Due to its rare knobby appearance, you might think that ginger is quite exotic and therefore difficult to grow, however, it is actually very easy to grow in your own home. All you need is some fresh ginger, a cup of compost, and a sunny window.
The best thing is that you can cut part of the root when you need to use it, without causing damage to the plant, so go for new roots for the best results and follow these steps.
Growing your own Ginger at home
- Look for plump tubers with numerous sprouts.
- Plant the ginger in spring when warm temperatures can be managed either indoors or outdoors. Dormant tubers germinate only when the mercury reaches 23 to 30 ° C (75 to 85 ° F).
- Soak the tubers in warm water overnight, and then put them in the pot just below the surface of the soil, evenly spacing them, sprouts facing up.
- Place the pot in light and shade, indoors or outdoors, depending on the temperature.
- Add water lightly at first, then more heavily when growth begins. Keep plants dry in winter when they are dormant.

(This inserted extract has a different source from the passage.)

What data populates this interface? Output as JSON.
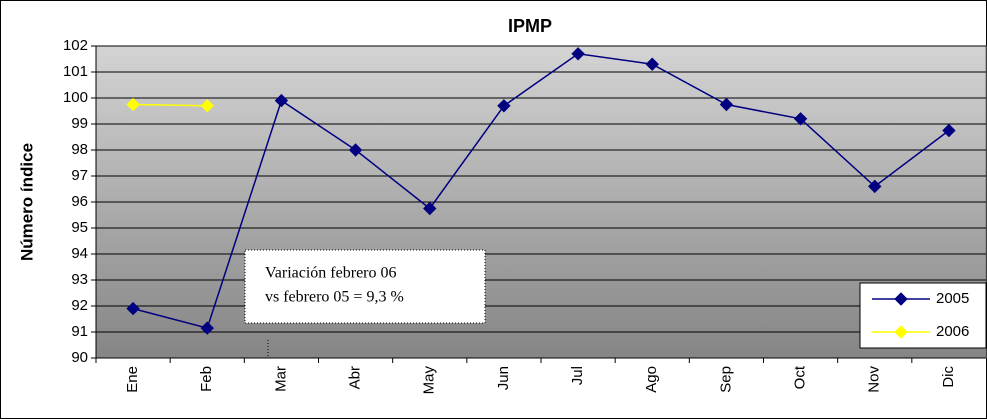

- Move plants outside only when temperatures have reached 50 ° F (10 ° C). In colder climates, growth may stop.
- Protect plants from strong winds, and move them indoors at the first sign of cool temperatures.
- Expect the plants to reach maturity, and a height of 2 to 4 feet (30 to 60 cm), in 10 months to a year.
- Dig up the new young shoots that come out in front of the main plants (they form their own tubers), use what you need, and freeze or replant the rest.
- Cut young and tender stems at any time.
Your ginger plant will be ready for harvest in the spring, or you can let it grow during the next summer for a larger harvest. When you’re ready to harvest, gently lift the ginger plant off the ground. If you want to keep growing the ginger root, break off a portion of the ginger root that has foliage and carefully replant it.
The rest of the ginger root can be used as a crop. Break up the foliage and wash the ginger root. The ginger root can be broken into smaller pieces for ease of use. If you follow these steps on how to grow ginger, your supply can be grown and harvested endlessly.
Now that you know how to grow ginger root, you can enjoy its incredible flavor in your favorite recipes.